Cat C.: Dee, if I had my way, the next two books will find a publisher as soon as I submit them! I am currently seeking an agent to represent me. The sequel, Island of Dreams, is an epic adventure fantasy while retaining the flavour of Sleeping Dragons with strong romantic elements and just a little erotica. The third book, Solitary Brother, deals with the second generation in a thematic look at identity and spirituality. I have a fourth Camarrhan novel brewing, and then perhaps it will be time to look at something completely new, a short story I sold to an anthology (Daw Books) dealt with an interesting female mercenary called Breia. I like her, and want to tell her story further.
PNR: Thanks Cat, for taking time out to talk to us. Where can readers find out what's new and how can they contact you?
Cat C.: My pleasure, Dee! Thanks for the opportunity. As a New Zealand writer, I'm often out of the way and out of the loop. I appreciate your invitation and attention. Best thing for readers to do is visit my website www.catcollins.co.nz I'll keep it up to date with any developments. My email address is listed there, and I will do my best to keep up with replies. Thanks, Paraphernalia and PNR! You are an asset to romance readers and authors alike.
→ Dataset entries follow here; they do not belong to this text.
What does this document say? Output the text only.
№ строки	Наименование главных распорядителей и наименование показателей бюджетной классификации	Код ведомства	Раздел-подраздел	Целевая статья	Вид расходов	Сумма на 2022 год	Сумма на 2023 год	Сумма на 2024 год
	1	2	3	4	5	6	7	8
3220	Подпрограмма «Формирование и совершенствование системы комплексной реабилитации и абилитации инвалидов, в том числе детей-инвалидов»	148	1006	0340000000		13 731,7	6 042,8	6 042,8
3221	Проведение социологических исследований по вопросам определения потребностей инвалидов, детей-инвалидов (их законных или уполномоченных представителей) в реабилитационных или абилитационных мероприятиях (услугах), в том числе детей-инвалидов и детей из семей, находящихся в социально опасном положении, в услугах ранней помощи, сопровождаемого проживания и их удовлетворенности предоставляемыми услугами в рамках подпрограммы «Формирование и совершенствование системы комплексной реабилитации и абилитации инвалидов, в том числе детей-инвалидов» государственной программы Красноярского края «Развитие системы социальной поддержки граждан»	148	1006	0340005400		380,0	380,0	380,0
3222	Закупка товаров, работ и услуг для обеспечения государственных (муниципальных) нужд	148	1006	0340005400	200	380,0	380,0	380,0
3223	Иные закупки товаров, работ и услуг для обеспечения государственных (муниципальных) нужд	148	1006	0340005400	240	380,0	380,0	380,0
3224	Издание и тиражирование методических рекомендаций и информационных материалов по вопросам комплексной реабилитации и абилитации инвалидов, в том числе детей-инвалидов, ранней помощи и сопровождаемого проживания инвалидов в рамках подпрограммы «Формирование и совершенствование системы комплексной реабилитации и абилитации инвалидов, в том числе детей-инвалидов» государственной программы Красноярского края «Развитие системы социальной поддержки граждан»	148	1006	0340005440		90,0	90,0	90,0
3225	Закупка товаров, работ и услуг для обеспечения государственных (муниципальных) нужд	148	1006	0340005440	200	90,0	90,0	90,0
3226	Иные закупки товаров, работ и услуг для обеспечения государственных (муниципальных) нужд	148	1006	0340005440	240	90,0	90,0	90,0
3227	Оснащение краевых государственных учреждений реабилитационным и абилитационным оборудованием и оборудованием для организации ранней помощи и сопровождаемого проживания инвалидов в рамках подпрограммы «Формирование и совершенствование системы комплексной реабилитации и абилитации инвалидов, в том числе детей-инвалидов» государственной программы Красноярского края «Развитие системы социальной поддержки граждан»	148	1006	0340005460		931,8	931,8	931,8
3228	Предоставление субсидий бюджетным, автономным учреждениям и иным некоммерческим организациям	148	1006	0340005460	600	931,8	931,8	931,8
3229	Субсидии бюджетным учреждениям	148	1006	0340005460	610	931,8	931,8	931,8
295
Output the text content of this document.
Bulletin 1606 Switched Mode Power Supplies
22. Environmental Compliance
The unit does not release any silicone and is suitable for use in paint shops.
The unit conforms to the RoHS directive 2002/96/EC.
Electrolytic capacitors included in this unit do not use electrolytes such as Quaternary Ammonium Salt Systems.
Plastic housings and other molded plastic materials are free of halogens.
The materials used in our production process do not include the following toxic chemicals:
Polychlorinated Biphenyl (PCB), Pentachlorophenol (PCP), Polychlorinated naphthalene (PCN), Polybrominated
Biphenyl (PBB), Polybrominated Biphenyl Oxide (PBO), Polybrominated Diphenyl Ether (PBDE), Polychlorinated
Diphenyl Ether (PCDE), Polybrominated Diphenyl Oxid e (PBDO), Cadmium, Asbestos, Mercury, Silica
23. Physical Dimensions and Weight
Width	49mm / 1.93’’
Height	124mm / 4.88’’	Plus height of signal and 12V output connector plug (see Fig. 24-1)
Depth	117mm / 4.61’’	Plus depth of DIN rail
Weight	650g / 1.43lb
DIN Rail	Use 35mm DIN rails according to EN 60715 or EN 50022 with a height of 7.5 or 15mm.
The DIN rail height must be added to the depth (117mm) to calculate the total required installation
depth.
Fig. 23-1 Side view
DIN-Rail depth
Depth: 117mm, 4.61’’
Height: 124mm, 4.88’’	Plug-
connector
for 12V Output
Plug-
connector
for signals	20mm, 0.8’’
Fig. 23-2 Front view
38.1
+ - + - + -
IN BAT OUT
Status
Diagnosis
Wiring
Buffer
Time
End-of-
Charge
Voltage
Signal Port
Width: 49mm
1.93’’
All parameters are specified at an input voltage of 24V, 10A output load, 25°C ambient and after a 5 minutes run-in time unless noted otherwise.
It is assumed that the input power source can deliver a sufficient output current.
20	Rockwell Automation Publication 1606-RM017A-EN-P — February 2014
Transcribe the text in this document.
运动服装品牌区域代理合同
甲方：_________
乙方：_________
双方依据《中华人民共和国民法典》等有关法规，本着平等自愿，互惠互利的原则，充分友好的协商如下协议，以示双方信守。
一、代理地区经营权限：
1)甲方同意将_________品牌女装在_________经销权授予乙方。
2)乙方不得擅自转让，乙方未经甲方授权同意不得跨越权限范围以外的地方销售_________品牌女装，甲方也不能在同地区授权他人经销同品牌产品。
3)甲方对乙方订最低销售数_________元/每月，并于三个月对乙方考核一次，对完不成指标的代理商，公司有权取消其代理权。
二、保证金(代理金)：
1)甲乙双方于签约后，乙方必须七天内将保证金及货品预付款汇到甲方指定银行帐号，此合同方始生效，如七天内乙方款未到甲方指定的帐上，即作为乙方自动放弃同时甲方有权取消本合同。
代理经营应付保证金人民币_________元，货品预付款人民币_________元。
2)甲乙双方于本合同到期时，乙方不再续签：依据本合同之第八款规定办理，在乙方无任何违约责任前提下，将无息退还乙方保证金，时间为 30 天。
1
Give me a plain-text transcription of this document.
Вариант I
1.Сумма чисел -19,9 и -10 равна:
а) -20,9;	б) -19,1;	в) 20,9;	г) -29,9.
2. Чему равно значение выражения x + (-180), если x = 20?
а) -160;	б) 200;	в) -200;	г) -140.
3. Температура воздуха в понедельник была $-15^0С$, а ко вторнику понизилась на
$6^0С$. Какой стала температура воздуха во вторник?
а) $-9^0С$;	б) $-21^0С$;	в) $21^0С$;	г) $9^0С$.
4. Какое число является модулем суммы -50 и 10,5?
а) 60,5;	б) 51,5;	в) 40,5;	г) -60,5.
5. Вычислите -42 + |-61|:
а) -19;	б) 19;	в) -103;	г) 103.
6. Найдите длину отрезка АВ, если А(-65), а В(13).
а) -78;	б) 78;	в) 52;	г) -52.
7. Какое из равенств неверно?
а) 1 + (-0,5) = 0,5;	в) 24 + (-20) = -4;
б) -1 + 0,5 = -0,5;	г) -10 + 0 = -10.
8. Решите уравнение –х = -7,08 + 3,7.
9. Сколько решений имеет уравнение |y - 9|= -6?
SLEEPING DRAGONS - Jenna Wade had always thought of herself as a cool, aloof and self-contained woman, and definitely not the type to fall easily for any man. When an injured stranger is admitted to the ICU where Jenna works, a series of events are set in motion that find her transported from her isolated existence into a completely different reality— Camarrhan, a parallel world of magic.
Cael, the man she saved from certain death, is one of the land's gifted, possessing Empath's powers. Finding Cael magnetically attractive, Jenna succumbs to her repressed sexuality. Crossing her own social taboos and violating Cael's deeply ingrained cultural conditioning, she takes advantage of him while he lies semi-conscious in her bed. The result is an irreversible Empathic bonding. Having "stolen" his bond, Jenna finds herself permanently entangled in Cael's life and the problems facing Camarrhan leaders from renegade Alth.
Cael feels angry and betrayed, avoiding Jenna at all costs, trying to ignore the inexorable pull of the Dragon's bond. Together with Cael's Wayfinder, Verra, and his bondbrother, Telsen, the couple find themselves in a battle to save the magics of Camarrhan. And unless Cael can conquer his resistance to Jenna, her future 'and the future of Camarrhan' may be grim indeed.